1. Introduction

An excellent power system should acquire the ability to resume to its normal operating condition after a disturbance. The quality of electric power supplied to the load is determined by its ability to supply uninterrupted power system; stability is regarded as one of the important power system research topics[1,2,3]. Power system stability can be defined as the ability of synchronous machines to remain in synchronism with each other in the event of possible disturbances such as line faults, generator and line outages and load switching etc. Depending on the order of magnitude and type of disturbances, power system stability can be classified as steady state stability, transient stability and dynamic stability[4,5].

The power system may experience sustained oscillations due to small disturbances in the system. These oscillations may be local to a single generator or they may involve a number of generators widely separated geographically (inter-area oscillations). Local oscillations can occur due to a small change in the prime mover input or a small change in the terminal voltage on the generator. Inter area oscillations may appear as the system loading is increased across the weak transmission links. If not controlled, these oscillations may lead to partial or total power interruption[6].

Small-signal and transient stability studies are reported which demonstrate the effectiveness of the stabilizers in enhancing the stability of inter area as well as local plant mode of oscillations[10].

Flexible AC transmission systems (FACTS) devices are power electronic based controllers that regulates the power flow and transmission voltage through rapid control action. Before the FACTS technology was introduced, power system control was focussed on the generator control, because controlling ability of transmission network was very weak. FACTS devices have the capability of controlling the transmission parameters like series impedance, shunt admittance, phase angle etc. FACTS technology is not a single high power controller but rather a collection of controllers that can be applied individually or collectively to control these parameters[7,8,9,12,13].

The functions of FACTS devices are: regulation of power flows in prescribed transmission corridors, secure loading of lines near their thermal limits, prevention of cascading outages by contributing to emergency control, damping of oscillations which can threaten security or limit the usable line capacity and improve system stability.

Static synchronous compensator (STATCOM) previously known as STATCON or static condenser is converter based VAR compensator, which is an advanced static VAR compensator (SVC). STATCOM uses voltage source converters with capacitors connected on DC side. STATCOM resembles in many respects a rotating synchronous condenser used for voltage control and reactive power compensation. As compared to conventional SVC, STATCOM does not require expensive large inductors; moreover it can also operate as reactive power sink or source for wide range of operation, which makes it more attractive[24].

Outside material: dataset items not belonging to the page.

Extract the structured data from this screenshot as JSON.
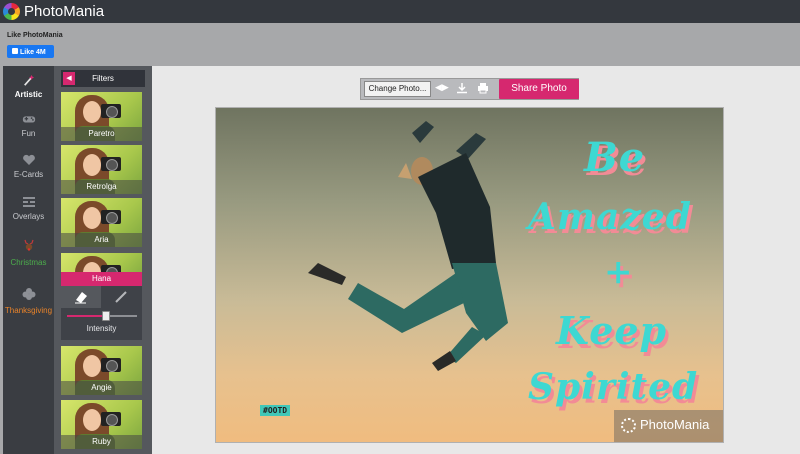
{
  "app": {
    "brand": "PhotoMania"
  },
  "like_bar": {
    "text": "Like PhotoMania",
    "fb_label": "Like 4M"
  },
  "categories": [
    {
      "label": "Artistic",
      "icon": "wand-icon",
      "color": "#ffffff"
    },
    {
      "label": "Fun",
      "icon": "gamepad-icon",
      "color": "#c9cbcf"
    },
    {
      "label": "E-Cards",
      "icon": "heart-icon",
      "color": "#c9cbcf"
    },
    {
      "label": "Overlays",
      "icon": "grid-icon",
      "color": "#c9cbcf"
    },
    {
      "label": "Christmas",
      "icon": "reindeer-icon",
      "color": "#4cae4c"
    },
    {
      "label": "Thanksgiving",
      "icon": "leaf-icon",
      "color": "#e8832a"
    }
  ],
  "panel": {
    "title": "Filters",
    "back_icon": "chevron-left-icon"
  },
  "filters": [
    {
      "label": "Paretro"
    },
    {
      "label": "Retrolga"
    },
    {
      "label": "Aria"
    },
    {
      "label": "Hana"
    },
    {
      "label": "Angie"
    },
    {
      "label": "Ruby"
    }
  ],
  "selected_filter": "Hana",
  "adjust": {
    "intensity_label": "Intensity",
    "intensity": 0.55,
    "tool_icons": [
      "eraser-icon",
      "brush-icon"
    ]
  },
  "toolbar": {
    "change_photo": "Change Photo...",
    "icons": [
      "compare-icon",
      "download-icon",
      "print-icon"
    ],
    "share": "Share Photo"
  },
  "photo": {
    "tag": "#OOTD",
    "slogan": [
      "Be",
      "Amazed",
      "+",
      "Keep",
      "Spirited"
    ],
    "watermark": "PhotoMania"
  },
  "colors": {
    "accent": "#d6286f",
    "topbar": "#34383e",
    "slogan": "#3ed8d2",
    "slogan_shadow": "#f28b96"
  }
}
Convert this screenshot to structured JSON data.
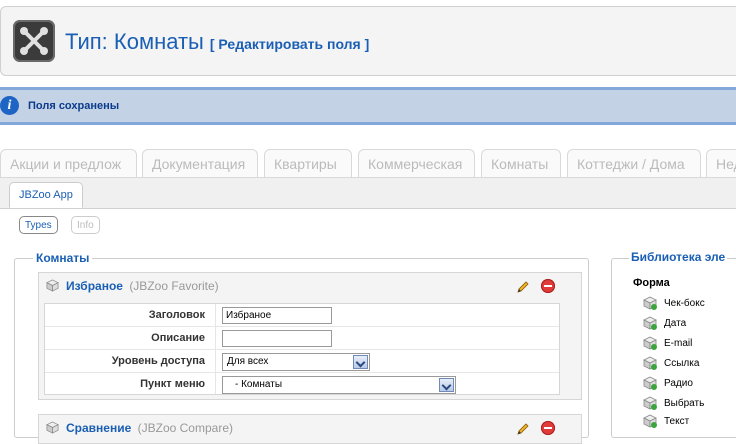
{
  "header": {
    "title": "Тип: Комнаты",
    "edit_link": "[ Редактировать поля ]"
  },
  "message": {
    "text": "Поля сохранены"
  },
  "tabs": [
    {
      "label": "Акции и предлож"
    },
    {
      "label": "Документация"
    },
    {
      "label": "Квартиры"
    },
    {
      "label": "Коммерческая"
    },
    {
      "label": "Комнаты"
    },
    {
      "label": "Коттеджи / Дома"
    },
    {
      "label": "Нед"
    }
  ],
  "subtab": {
    "label": "JBZoo App"
  },
  "pills": {
    "types": "Types",
    "info": "Info"
  },
  "main": {
    "legend": "Комнаты",
    "elements": [
      {
        "name": "Избраное",
        "type": "(JBZoo Favorite)",
        "fields": {
          "title_label": "Заголовок",
          "title_value": "Избраное",
          "desc_label": "Описание",
          "desc_value": "",
          "access_label": "Уровень доступа",
          "access_value": "Для всех",
          "menu_label": "Пункт меню",
          "menu_value": "- Комнаты"
        }
      },
      {
        "name": "Сравнение",
        "type": "(JBZoo Compare)"
      }
    ]
  },
  "library": {
    "title": "Библиотека эле",
    "group": "Форма",
    "items": [
      "Чек-бокс",
      "Дата",
      "E-mail",
      "Ссылка",
      "Радио",
      "Выбрать",
      "Текст"
    ]
  }
}
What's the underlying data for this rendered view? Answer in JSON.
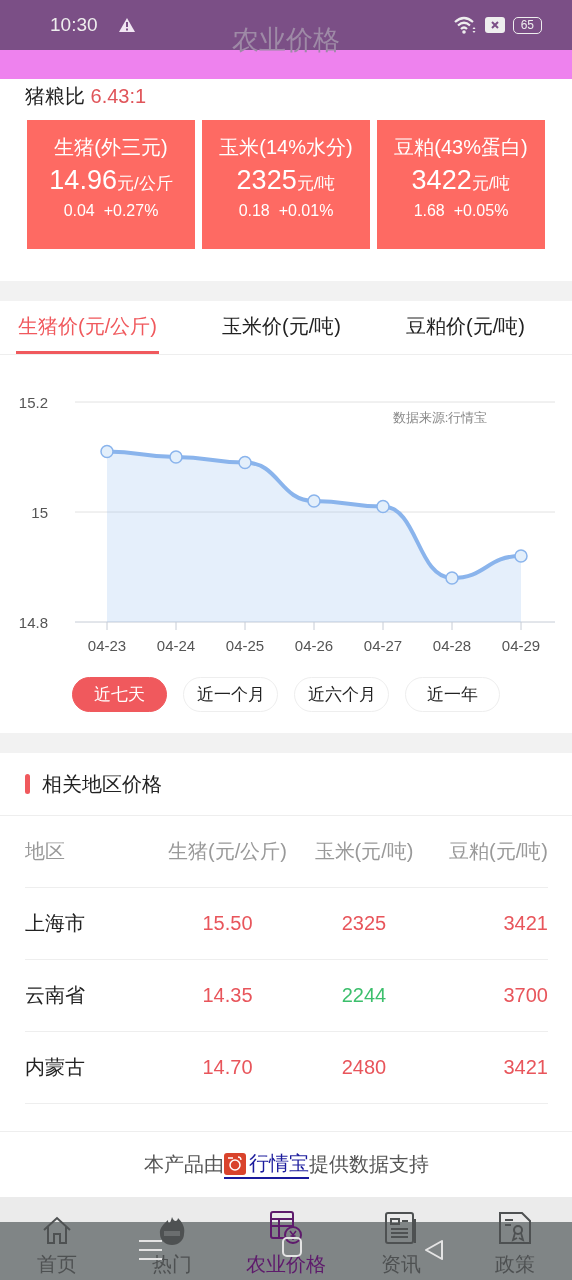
{
  "status_bar": {
    "time": "10:30",
    "battery": "65"
  },
  "header": {
    "title": "农业价格"
  },
  "ratio": {
    "label": "猪粮比",
    "value": "6.43:1"
  },
  "cards": [
    {
      "title": "生猪(外三元)",
      "price": "14.96",
      "unit": "元/公斤",
      "change": "0.04",
      "percent": "+0.27%"
    },
    {
      "title": "玉米(14%水分)",
      "price": "2325",
      "unit": "元/吨",
      "change": "0.18",
      "percent": "+0.01%"
    },
    {
      "title": "豆粕(43%蛋白)",
      "price": "3422",
      "unit": "元/吨",
      "change": "1.68",
      "percent": "+0.05%"
    }
  ],
  "tabs": [
    {
      "label": "生猪价(元/公斤)",
      "selected": true
    },
    {
      "label": "玉米价(元/吨)",
      "selected": false
    },
    {
      "label": "豆粕价(元/吨)",
      "selected": false
    }
  ],
  "chart_data": {
    "type": "area",
    "categories": [
      "04-23",
      "04-24",
      "04-25",
      "04-26",
      "04-27",
      "04-28",
      "04-29"
    ],
    "series": [
      {
        "color": "#8ab4ec",
        "values": [
          15.11,
          15.1,
          15.09,
          15.02,
          15.01,
          14.88,
          14.92
        ]
      }
    ],
    "ylim": [
      14.8,
      15.2
    ],
    "yticks": [
      14.8,
      15,
      15.2
    ],
    "annotations": [
      {
        "text": "数据来源:行情宝"
      }
    ]
  },
  "ranges": [
    {
      "label": "近七天",
      "selected": true
    },
    {
      "label": "近一个月",
      "selected": false
    },
    {
      "label": "近六个月",
      "selected": false
    },
    {
      "label": "近一年",
      "selected": false
    }
  ],
  "region_table": {
    "title": "相关地区价格",
    "columns": [
      "地区",
      "生猪(元/公斤)",
      "玉米(元/吨)",
      "豆粕(元/吨)"
    ],
    "rows": [
      {
        "cells": [
          {
            "value": "上海市",
            "color": "#222222"
          },
          {
            "value": "15.50",
            "color": "#e8555b"
          },
          {
            "value": "2325",
            "color": "#e8555b"
          },
          {
            "value": "3421",
            "color": "#e8555b"
          }
        ]
      },
      {
        "cells": [
          {
            "value": "云南省",
            "color": "#222222"
          },
          {
            "value": "14.35",
            "color": "#e8555b"
          },
          {
            "value": "2244",
            "color": "#3cbf6c"
          },
          {
            "value": "3700",
            "color": "#e8555b"
          }
        ]
      },
      {
        "cells": [
          {
            "value": "内蒙古",
            "color": "#222222"
          },
          {
            "value": "14.70",
            "color": "#e8555b"
          },
          {
            "value": "2480",
            "color": "#e8555b"
          },
          {
            "value": "3421",
            "color": "#e8555b"
          }
        ]
      }
    ]
  },
  "footer": {
    "before": "本产品由 ",
    "link": "行情宝",
    "after": "提供数据支持"
  },
  "nav": [
    {
      "label": "首页",
      "kind": "home",
      "selected": false
    },
    {
      "label": "热门",
      "kind": "hot",
      "selected": false
    },
    {
      "label": "农业价格",
      "kind": "price",
      "selected": true
    },
    {
      "label": "资讯",
      "kind": "news",
      "selected": false
    },
    {
      "label": "政策",
      "kind": "policy",
      "selected": false
    }
  ]
}
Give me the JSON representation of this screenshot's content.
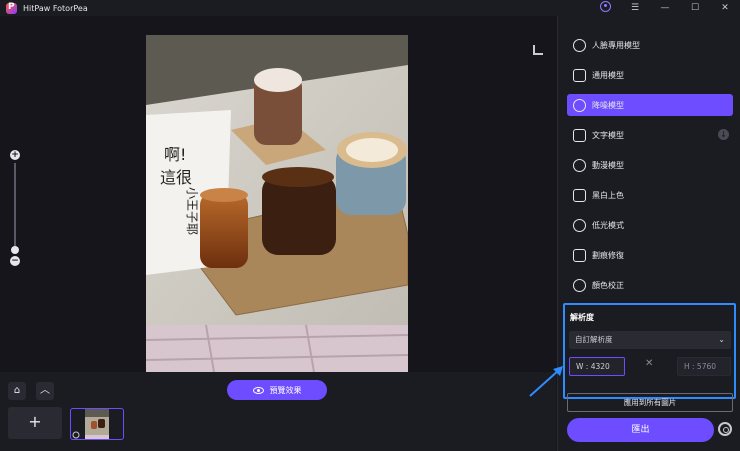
{
  "app": {
    "title": "HitPaw FotorPea"
  },
  "window_controls": [
    "account-icon",
    "menu-icon",
    "minimize-icon",
    "maximize-icon",
    "close-icon"
  ],
  "sidebar": {
    "models": [
      {
        "label": "人臉專用模型",
        "icon": "face-icon",
        "active": false
      },
      {
        "label": "通用模型",
        "icon": "image-icon",
        "active": false
      },
      {
        "label": "降噪模型",
        "icon": "denoise-icon",
        "active": true
      },
      {
        "label": "文字模型",
        "icon": "text-icon",
        "active": false,
        "download": true
      },
      {
        "label": "動漫模型",
        "icon": "anime-icon",
        "active": false
      },
      {
        "label": "黑白上色",
        "icon": "colorize-icon",
        "active": false
      },
      {
        "label": "低光模式",
        "icon": "lowlight-icon",
        "active": false
      },
      {
        "label": "劃痕修復",
        "icon": "scratch-icon",
        "active": false
      },
      {
        "label": "顏色校正",
        "icon": "color-correction-icon",
        "active": false
      }
    ],
    "resolution": {
      "title": "解析度",
      "selected": "自訂解析度",
      "width": "W : 4320",
      "height": "H : 5760"
    },
    "apply_all_label": "應用到所有圖片",
    "export_label": "匯出"
  },
  "bottom": {
    "preview_label": "預覽效果"
  },
  "photo_sign": {
    "line1": "啊!",
    "line2": "這很",
    "line3": "小王子耶"
  },
  "accent": "#6d4dff",
  "highlight": "#2f8cff"
}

A STATCOM plays an important role in reactive power compensation and voltage support because of its attractive steady state performance and operating characteristics. A number of studies have been performed about the dynamic behaviour of STATCOM and its applications to improve the transient performance of power systems[13,14,15,23]. However, proper control strategies are necessary in order to achieve full utilization of STATCOM. Some of the controllers designed are simple lag-lead controllers[18,22], conventional PI controllers[12,15], controllers designed by the phase compensation method[11], the linear quadratic regulators[21], pole assignment etc. Fuzzy logic controllers have also been proposed for FACTS in interconnected systems to improve the dynamic behaviour of power system[16]. The augmented fuzzy logic power system stabilizers are designed to enhance power system stability[19]. Fuzzy logic applications to SVC for dynamic stability enhancement have also been reported recently[17,25]. Selection of input signals is one of the important tasks in designing a controller for STATCOM. Some of the auxiliary input signals used for STATCOM controllers are delivered active power, the STATCOM bus voltage, computed internal voltage, synthesized remote phasor, driving point reactance seen from STATCOM location, etc [15,23]. Comparative studies of different combinations of PID controllers are presented for STATCOM[20].

The majority of controllers designed for STATCOM are based on linearized model of the power system and for this reason they are suitable for a limited range of operating conditions. The load changes and unpredictable disturbances results in drastic change of operating conditions. So the linear controller designed may not perform satisfactorily. This problem of uncertainty of power system operation is handled by designing the controller to operate over a wide range of operating conditions. Such a controller is known as robust controller. Thus designing a robust controller which will operate efficiently over a wide range of operating conditions is highly desirable[14,15]. Design of non-linear controller for STATCOM based on differential algebra theory is presented[21], which allow linearizing the compensator and controlling directly the capacitor voltage output and reactive power of STATCOM.

The objective of this paper is to investigate the performance of power system equipped with damping controlled STATCOM. Design of STATCOM controls have been investigated for SMIB system. Fuzzy logic controller is designed for AC damping stabilizer of STATCOM in order to damp out the low frequency oscillations of power system.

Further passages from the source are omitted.